For now, start with the basics. One step at a time.
“A portable communication device? So... you mean a communication crystal sphere?”
Senior Estelle looked a little flustered.
“Putting aside how hard it would be to make, isn’t that already an existing magic tool? It isn’t original at all.”
“The communication crystal spheres we have now can’t really be called magic tools.”
At my words that it wasn’t doing anything magitech-like at all, Senior Estelle blinked.
“To use a communication crystal sphere properly, someone has to keep pouring mana into it. I want to make a communication device even ordinary people can use.”
I went on, drawing a boxy rectangle on the paper.
Because I didn’t have much strength in my arm, it came out crooked, but it had its own golden ratio and looked decent enough.
“Honestly, only being able to send voice is lame, and above all, the design is what I hate most.”
“The design...?”
This wasn’t about the old saying that if something looks good, it tastes good, either.
This was a matter of portability and user experience.
Suddenly, I thought of my boss from my previous life.
He’d dump design work on me too because I was young and supposedly had a sense for it... Ugh. Just remembering it made my head start throbbing.
“The biggest problem is that it’s a round ball shape. It’s awkward to put anywhere, and if you drop it, it’ll roll off somewhere you can’t see. More than anything, it looks tacky.”
No more, no less—just aim for iPhone level.
I had no intention of awkwardly adding some personal twist. My goal was to reproduce it exactly as I remembered.
Senior Estelle stared at me for a moment, then suddenly burst out laughing.
“Pfft! I think this is the first time I’ve seen Luna so actively voice her opinion.”
I gave a light shrug and said,
“Because this is something that’s going to revolutionize my bed life.”
“Uh...?”
Maybe the reason I’d lived such a lazy life up until now was for this very moment.
Lying down and clicking away?
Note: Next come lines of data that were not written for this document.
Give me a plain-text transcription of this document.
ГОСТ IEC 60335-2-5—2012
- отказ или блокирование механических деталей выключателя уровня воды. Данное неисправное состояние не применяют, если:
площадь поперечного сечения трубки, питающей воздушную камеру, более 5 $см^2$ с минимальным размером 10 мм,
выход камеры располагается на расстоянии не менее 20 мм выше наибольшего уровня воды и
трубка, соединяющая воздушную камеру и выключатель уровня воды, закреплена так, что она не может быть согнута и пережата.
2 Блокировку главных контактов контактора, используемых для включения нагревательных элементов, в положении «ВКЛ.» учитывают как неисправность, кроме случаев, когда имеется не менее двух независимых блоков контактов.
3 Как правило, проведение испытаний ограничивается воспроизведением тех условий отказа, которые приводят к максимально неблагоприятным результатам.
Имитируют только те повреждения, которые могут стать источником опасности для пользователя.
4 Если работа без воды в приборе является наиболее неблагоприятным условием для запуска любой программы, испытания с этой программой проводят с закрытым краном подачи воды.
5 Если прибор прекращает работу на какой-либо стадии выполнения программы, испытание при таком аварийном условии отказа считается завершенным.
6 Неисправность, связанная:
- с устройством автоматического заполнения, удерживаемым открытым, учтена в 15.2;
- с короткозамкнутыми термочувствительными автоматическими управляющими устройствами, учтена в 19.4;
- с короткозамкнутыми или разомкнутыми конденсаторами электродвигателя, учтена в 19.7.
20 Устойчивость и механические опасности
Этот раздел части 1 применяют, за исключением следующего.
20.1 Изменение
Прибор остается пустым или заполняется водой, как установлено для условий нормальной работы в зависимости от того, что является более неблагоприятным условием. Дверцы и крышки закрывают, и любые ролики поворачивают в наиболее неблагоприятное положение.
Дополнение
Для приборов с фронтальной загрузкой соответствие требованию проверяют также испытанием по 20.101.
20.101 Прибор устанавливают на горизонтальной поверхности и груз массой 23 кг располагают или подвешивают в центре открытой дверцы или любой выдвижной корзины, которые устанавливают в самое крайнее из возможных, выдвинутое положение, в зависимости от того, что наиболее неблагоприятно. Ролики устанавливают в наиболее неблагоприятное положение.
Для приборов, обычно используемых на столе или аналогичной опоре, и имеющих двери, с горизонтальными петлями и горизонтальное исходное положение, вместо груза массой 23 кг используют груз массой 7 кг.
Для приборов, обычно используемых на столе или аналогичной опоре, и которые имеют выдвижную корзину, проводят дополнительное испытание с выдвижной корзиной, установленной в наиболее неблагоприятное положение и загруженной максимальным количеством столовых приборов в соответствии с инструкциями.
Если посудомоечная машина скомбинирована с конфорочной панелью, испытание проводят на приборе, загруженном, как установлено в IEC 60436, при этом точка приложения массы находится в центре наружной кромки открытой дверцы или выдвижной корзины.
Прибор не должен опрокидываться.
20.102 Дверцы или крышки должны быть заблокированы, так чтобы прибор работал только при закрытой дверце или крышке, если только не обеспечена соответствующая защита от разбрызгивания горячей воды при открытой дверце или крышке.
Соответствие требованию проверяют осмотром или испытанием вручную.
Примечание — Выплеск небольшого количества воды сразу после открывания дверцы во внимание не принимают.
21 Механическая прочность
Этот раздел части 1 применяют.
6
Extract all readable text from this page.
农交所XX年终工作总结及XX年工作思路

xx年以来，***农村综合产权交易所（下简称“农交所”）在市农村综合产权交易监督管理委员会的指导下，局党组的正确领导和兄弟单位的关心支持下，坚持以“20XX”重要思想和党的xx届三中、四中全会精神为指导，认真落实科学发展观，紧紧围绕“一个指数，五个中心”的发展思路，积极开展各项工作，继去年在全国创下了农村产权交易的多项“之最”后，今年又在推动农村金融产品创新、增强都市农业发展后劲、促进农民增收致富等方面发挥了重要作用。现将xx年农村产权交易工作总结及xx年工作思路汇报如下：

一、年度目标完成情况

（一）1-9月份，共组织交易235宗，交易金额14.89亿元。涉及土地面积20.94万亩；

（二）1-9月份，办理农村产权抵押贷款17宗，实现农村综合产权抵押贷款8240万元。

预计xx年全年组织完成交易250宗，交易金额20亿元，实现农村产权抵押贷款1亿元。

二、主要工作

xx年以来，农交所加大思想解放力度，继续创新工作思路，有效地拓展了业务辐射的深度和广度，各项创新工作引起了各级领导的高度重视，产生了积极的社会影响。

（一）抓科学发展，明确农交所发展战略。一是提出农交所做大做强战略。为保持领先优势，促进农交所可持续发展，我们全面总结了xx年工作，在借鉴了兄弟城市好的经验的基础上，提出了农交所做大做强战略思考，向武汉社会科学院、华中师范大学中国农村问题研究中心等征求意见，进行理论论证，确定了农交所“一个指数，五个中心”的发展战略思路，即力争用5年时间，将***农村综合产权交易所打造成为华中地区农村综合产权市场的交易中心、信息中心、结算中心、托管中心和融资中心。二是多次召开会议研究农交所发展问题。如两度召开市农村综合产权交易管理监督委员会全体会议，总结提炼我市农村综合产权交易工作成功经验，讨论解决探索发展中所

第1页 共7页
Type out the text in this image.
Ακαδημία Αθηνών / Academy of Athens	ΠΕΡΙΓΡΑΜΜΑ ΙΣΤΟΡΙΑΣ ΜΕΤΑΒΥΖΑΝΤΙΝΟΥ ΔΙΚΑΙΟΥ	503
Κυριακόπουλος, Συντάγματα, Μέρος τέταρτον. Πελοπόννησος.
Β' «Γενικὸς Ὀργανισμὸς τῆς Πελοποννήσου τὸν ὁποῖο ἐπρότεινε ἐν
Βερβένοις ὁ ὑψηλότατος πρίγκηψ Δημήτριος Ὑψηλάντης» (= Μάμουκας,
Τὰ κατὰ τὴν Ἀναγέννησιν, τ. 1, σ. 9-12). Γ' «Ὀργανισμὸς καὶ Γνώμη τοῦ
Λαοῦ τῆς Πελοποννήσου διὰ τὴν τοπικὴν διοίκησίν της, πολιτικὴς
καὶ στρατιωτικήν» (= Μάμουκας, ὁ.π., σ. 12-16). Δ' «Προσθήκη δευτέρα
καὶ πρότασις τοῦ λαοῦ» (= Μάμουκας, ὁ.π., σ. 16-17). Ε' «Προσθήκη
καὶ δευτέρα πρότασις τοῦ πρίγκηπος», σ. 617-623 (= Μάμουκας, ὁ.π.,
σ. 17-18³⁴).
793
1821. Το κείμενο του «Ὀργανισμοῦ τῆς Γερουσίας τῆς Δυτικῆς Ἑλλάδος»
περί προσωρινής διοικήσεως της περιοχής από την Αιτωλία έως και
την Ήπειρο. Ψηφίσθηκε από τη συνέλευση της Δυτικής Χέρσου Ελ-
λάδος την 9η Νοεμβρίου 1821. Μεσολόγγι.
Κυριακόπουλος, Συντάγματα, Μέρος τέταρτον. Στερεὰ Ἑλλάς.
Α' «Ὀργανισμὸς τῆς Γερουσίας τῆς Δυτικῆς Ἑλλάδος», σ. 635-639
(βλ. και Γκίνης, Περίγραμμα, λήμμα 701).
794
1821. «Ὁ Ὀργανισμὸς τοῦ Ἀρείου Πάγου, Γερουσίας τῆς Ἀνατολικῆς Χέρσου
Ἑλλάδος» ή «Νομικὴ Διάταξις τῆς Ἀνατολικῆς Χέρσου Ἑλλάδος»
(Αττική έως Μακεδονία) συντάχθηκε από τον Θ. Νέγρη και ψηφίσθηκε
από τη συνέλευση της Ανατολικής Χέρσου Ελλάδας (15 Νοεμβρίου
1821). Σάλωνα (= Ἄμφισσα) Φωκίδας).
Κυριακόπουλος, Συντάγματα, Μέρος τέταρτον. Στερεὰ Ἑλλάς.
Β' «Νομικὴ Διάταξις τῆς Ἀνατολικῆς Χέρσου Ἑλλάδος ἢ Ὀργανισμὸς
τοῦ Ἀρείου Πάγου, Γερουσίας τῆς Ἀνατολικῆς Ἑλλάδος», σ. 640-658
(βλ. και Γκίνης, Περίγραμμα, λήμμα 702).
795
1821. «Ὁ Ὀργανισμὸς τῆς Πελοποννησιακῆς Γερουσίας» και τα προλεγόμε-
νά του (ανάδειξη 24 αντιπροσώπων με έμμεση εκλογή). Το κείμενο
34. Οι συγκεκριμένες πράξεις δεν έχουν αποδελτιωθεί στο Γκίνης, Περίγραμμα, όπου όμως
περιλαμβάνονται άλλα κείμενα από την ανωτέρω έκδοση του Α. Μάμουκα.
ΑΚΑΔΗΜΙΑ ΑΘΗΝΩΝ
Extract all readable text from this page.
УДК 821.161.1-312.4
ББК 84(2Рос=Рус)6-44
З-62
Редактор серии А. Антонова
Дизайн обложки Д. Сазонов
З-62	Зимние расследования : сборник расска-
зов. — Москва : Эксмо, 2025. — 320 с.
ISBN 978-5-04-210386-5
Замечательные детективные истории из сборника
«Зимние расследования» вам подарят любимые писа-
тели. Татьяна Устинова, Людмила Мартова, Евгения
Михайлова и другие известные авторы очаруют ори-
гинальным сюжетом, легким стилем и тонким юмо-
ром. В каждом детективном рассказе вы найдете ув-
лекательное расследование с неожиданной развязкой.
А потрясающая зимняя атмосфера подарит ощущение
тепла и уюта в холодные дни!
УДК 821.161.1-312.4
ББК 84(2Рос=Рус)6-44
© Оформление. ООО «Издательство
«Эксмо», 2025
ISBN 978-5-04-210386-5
I absolutely can’t resist that.
Must have a smartphone...
Absolutely a smartphone!!
“Anyway, if we can improve only the problems I mentioned, it’d basically be the same as making a completely new magic tool.”
Even ordinary people without mana could use it.
It could transmit not just voice, but video too.
And it would be easy to carry.
Innovation isn’t that far away.
Senior Estelle thought it over for a while, then finally curved her lips into a smile.
“Sounds fun, doesn’t it? Okay, let’s give it a try!”